Il 2024 rischia di essere l’anno più tumultuoso d’Europa. A livello politico, si intende (o almeno si spera), e non solo perché le prossime elezioni del 6-9 giugno rischiano di innescare una campagna elettorale di grande portata e successivi profondi cambiamenti a Bruxelles, ma perché è già in queste settimane che si decidono le candidature e i possibili schieramenti.
La prima mossa è stata l’annuncio di Charles Michel – presidente del Consiglio europeo – di candidarsi a giugno col Mouvement Réformateur (Movimento Riformatore) del Belgio il che comporterà – in caso di sua elezione parlamentare e stando alle norme in vigore – la possibilità di un interim al suo posto del primo ministro ungherese Viktor Orbán, il cui Paese assumerà la presidenza di turno del Consiglio a luglio.

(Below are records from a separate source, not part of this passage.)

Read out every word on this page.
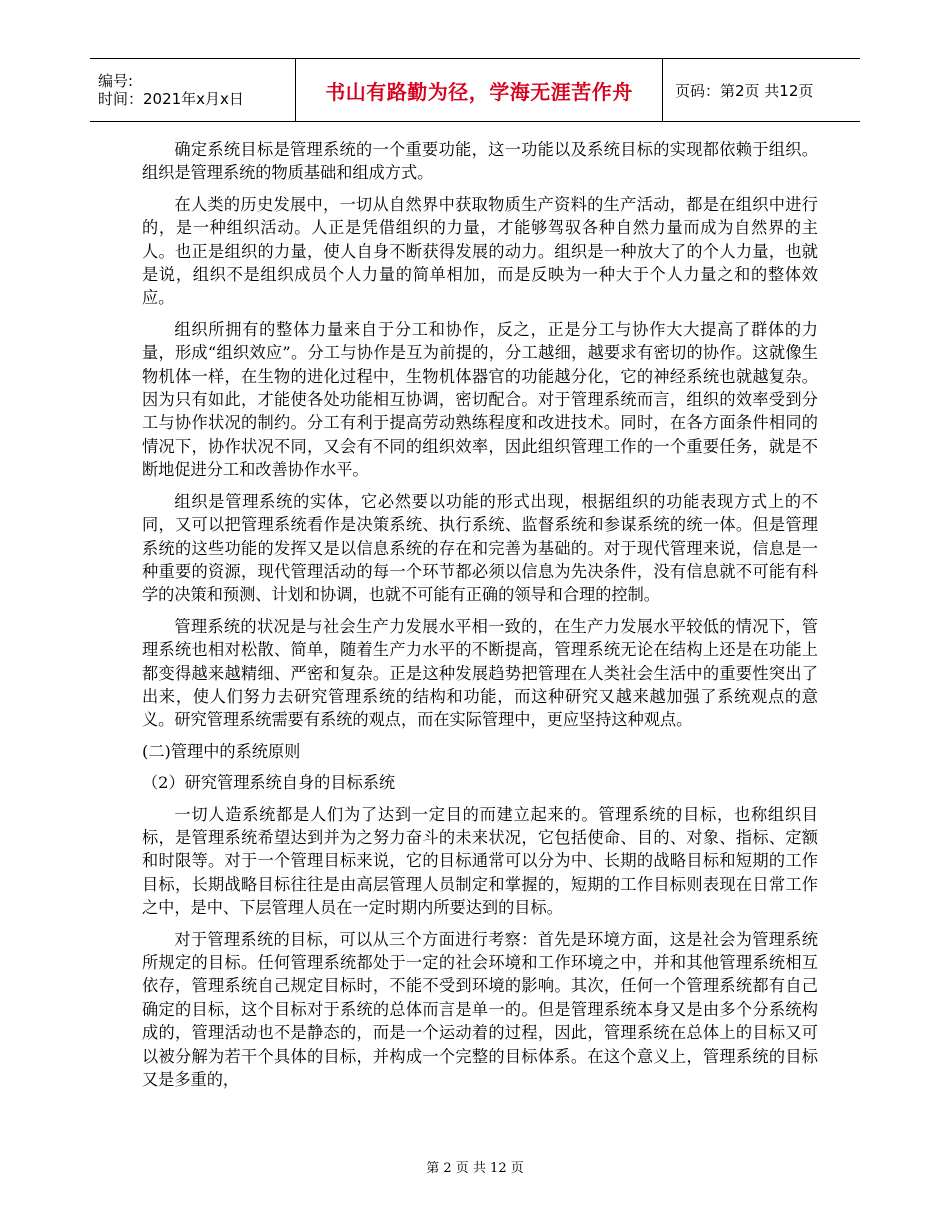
编号:
时间：2021年x月x日	书山有路勤为径，学海无涯苦作舟	页码：第2页 共12页

确定系统目标是管理系统的一个重要功能，这一功能以及系统目标的实现都依赖于组织。组织是管理系统的物质基础和组成方式。

在人类的历史发展中，一切从自然界中获取物质生产资料的生产活动，都是在组织中进行的，是一种组织活动。人正是凭借组织的力量，才能够驾驭各种自然力量而成为自然界的主人。也正是组织的力量，使人自身不断获得发展的动力。组织是一种放大了的个人力量，也就是说，组织不是组织成员个人力量的简单相加，而是反映为一种大于个人力量之和的整体效应。

组织所拥有的整体力量来自于分工和协作，反之，正是分工与协作大大提高了群体的力量，形成“组织效应”。分工与协作是互为前提的，分工越细，越要求有密切的协作。这就像生物机体一样，在生物的进化过程中，生物机体器官的功能越分化，它的神经系统也就越复杂。因为只有如此，才能使各处功能相互协调，密切配合。对于管理系统而言，组织的效率受到分工与协作状况的制约。分工有利于提高劳动熟练程度和改进技术。同时，在各方面条件相同的情况下，协作状况不同，又会有不同的组织效率，因此组织管理工作的一个重要任务，就是不断地促进分工和改善协作水平。

组织是管理系统的实体，它必然要以功能的形式出现，根据组织的功能表现方式上的不同，又可以把管理系统看作是决策系统、执行系统、监督系统和参谋系统的统一体。但是管理系统的这些功能的发挥又是以信息系统的存在和完善为基础的。对于现代管理来说，信息是一种重要的资源，现代管理活动的每一个环节都必须以信息为先决条件，没有信息就不可能有科学的决策和预测、计划和协调，也就不可能有正确的领导和合理的控制。

管理系统的状况是与社会生产力发展水平相一致的，在生产力发展水平较低的情况下，管理系统也相对松散、简单，随着生产力水平的不断提高，管理系统无论在结构上还是在功能上都变得越来越精细、严密和复杂。正是这种发展趋势把管理在人类社会生活中的重要性突出了出来，使人们努力去研究管理系统的结构和功能，而这种研究又越来越加强了系统观点的意义。研究管理系统需要有系统的观点，而在实际管理中，更应坚持这种观点。

(二)管理中的系统原则

（2）研究管理系统自身的目标系统

一切人造系统都是人们为了达到一定目的而建立起来的。管理系统的目标，也称组织目标，是管理系统希望达到并为之努力奋斗的未来状况，它包括使命、目的、对象、指标、定额和时限等。对于一个管理目标来说，它的目标通常可以分为中、长期的战略目标和短期的工作目标，长期战略目标往往是由高层管理人员制定和掌握的，短期的工作目标则表现在日常工作之中，是中、下层管理人员在一定时期内所要达到的目标。

对于管理系统的目标，可以从三个方面进行考察：首先是环境方面，这是社会为管理系统所规定的目标。任何管理系统都处于一定的社会环境和工作环境之中，并和其他管理系统相互依存，管理系统自己规定目标时，不能不受到环境的影响。其次，任何一个管理系统都有自己确定的目标，这个目标对于系统的总体而言是单一的。但是管理系统本身又是由多个分系统构成的，管理活动也不是静态的，而是一个运动着的过程，因此，管理系统在总体上的目标又可以被分解为若干个具体的目标，并构成一个完整的目标体系。在这个意义上，管理系统的目标又是多重的，

第 2 页 共 12 页
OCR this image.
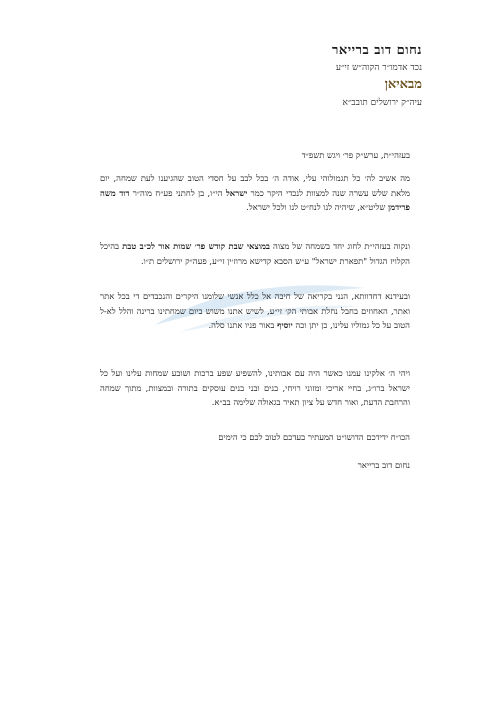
נחום דוב ברייאר
נכד אדמו״ר הקוה״ש זי״ע
מבאיאן
עיה״ק ירושלים תובב״א
בעזהי״ת, ערש״ק פר׳ ויגש תשפ״ד
מה אשיב לה׳ כל תגמולוהי עלי, אודה ה׳ בכל לבב על חסדי הטוב שהגיענו לעת שמחה, יום מלאת שלש עשרה שנה למצוות לנכדי היקר כמר ישראל הי״ו, בן לחתני פע״ח מוה״ר דוד משה פרידמן שליט״א, שיהיה לנו לנח״ט לנו ולכל ישראל.
ונקוה בעזהי״ת לחוג יחד בשמחה של מצוה במוצאי שבת קודש פר׳ שמות אור לכ״ב טבת בהיכל הקלויז הגדול "תפארת ישראל" ע״ש הסבא קדישא מרוז׳ין זי״ע, פעה״ק ירושלים ת״ו.
ובעידנא דחדוותא, הנני בקריאה של חיבה אל כלל אנשי שלומנו היקרים והנכבדים די בכל אתר ואתר, האחוזים בחבל נחלת אבותי הק׳ זי״ע, לשיש אתנו משוש ביום שמחתינו ברינה והלל לא-ל הטוב על כל גמוליו עלינו, כן יתן וכה יוסיף באור פניו אתנו סלה.
ויהי ה׳ אלקינו עמנו כאשר היה עם אבותינו, להשפיע שפע ברכות ושובע שמחות עלינו ועל כל ישראל ברו״ג, בחיי אריכי ומזוני רויחי, בנים ובני בנים עוסקים בתורה ובמצוות, מתוך שמחה והרחבת הדעת, ואור חדש על ציון תאיר בגאולה שלימה בב״א.
הכו״ח ידידכם הדושו״ט המעתיר בעדכם לטוב לכם כי הימים
נחום דוב ברייאר
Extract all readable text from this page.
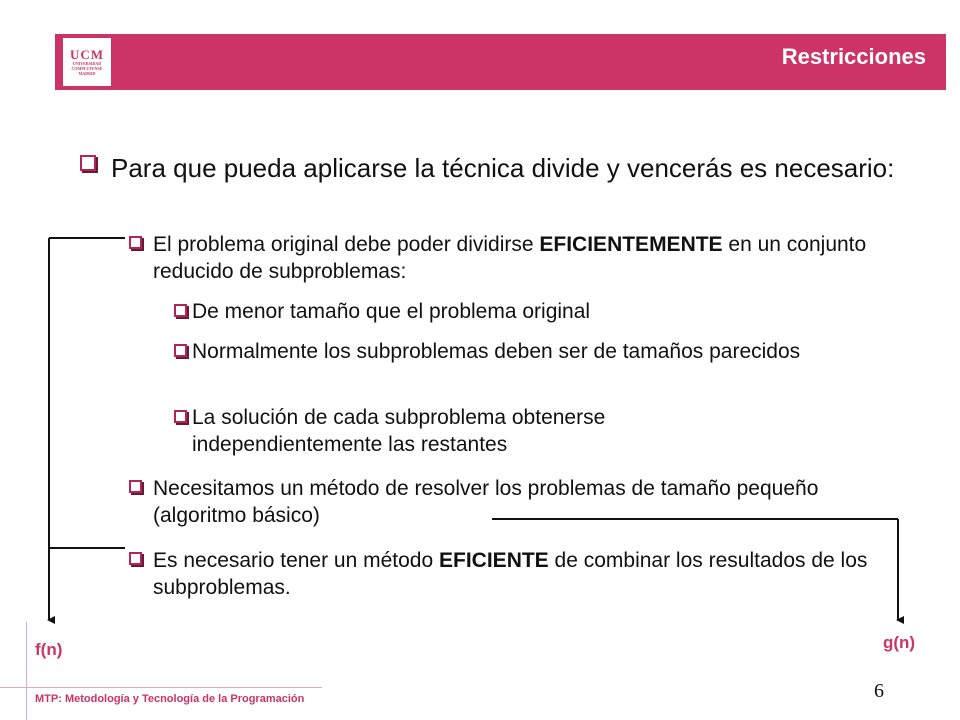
UCM
UNIVERSIDAD
COMPLUTENSE
MADRID
Restricciones
Para que pueda aplicarse la técnica divide y vencerás es necesario:
El problema original debe poder dividirse EFICIENTEMENTE en un conjunto reducido de subproblemas:
De menor tamaño que el problema original
Normalmente los subproblemas deben ser de tamaños parecidos
La solución de cada subproblema obtenerse independientemente las restantes
Necesitamos un método de resolver los problemas de tamaño pequeño (algoritmo básico)
Es necesario tener un método EFICIENTE de combinar los resultados de los subproblemas.
f(n)	g(n)
MTP: Metodología y Tecnología de la Programación	6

Un’ipotesi che ovviamente desta preoccupazione in molti paesi UE e che sicuramente proprio non piace a Kiev, viste le chiare posizioni filorusse di Budapest e l’avversione del governo ungherese al dare sostegno alla lotta ucraina, soprattutto in sede europea.
“Ho deciso di candidarmi alle elezioni europee del 2024”, ha annunciato Michel in un’intervista ai media belgi Le Soir, La Libre e De Standaard e “se vengo eletto, prenderò il mio posto”.
Di fronte a questa decisione, i leader dell’UE dovranno decidere se concordare rapidamente un nuovo modo per nominare un successore per il suo posto vacante entro il 1° luglio, quando l’Ungheria assumerà la presidenza semestrale a rotazione del Consiglio. In caso contrario, le regole comunitarie prevedono infatti che l’incarico vada proprio allo Stato membro che detiene la presidenza di turno per i sei mesi immediatamente successivi alle elezioni europee del 2024.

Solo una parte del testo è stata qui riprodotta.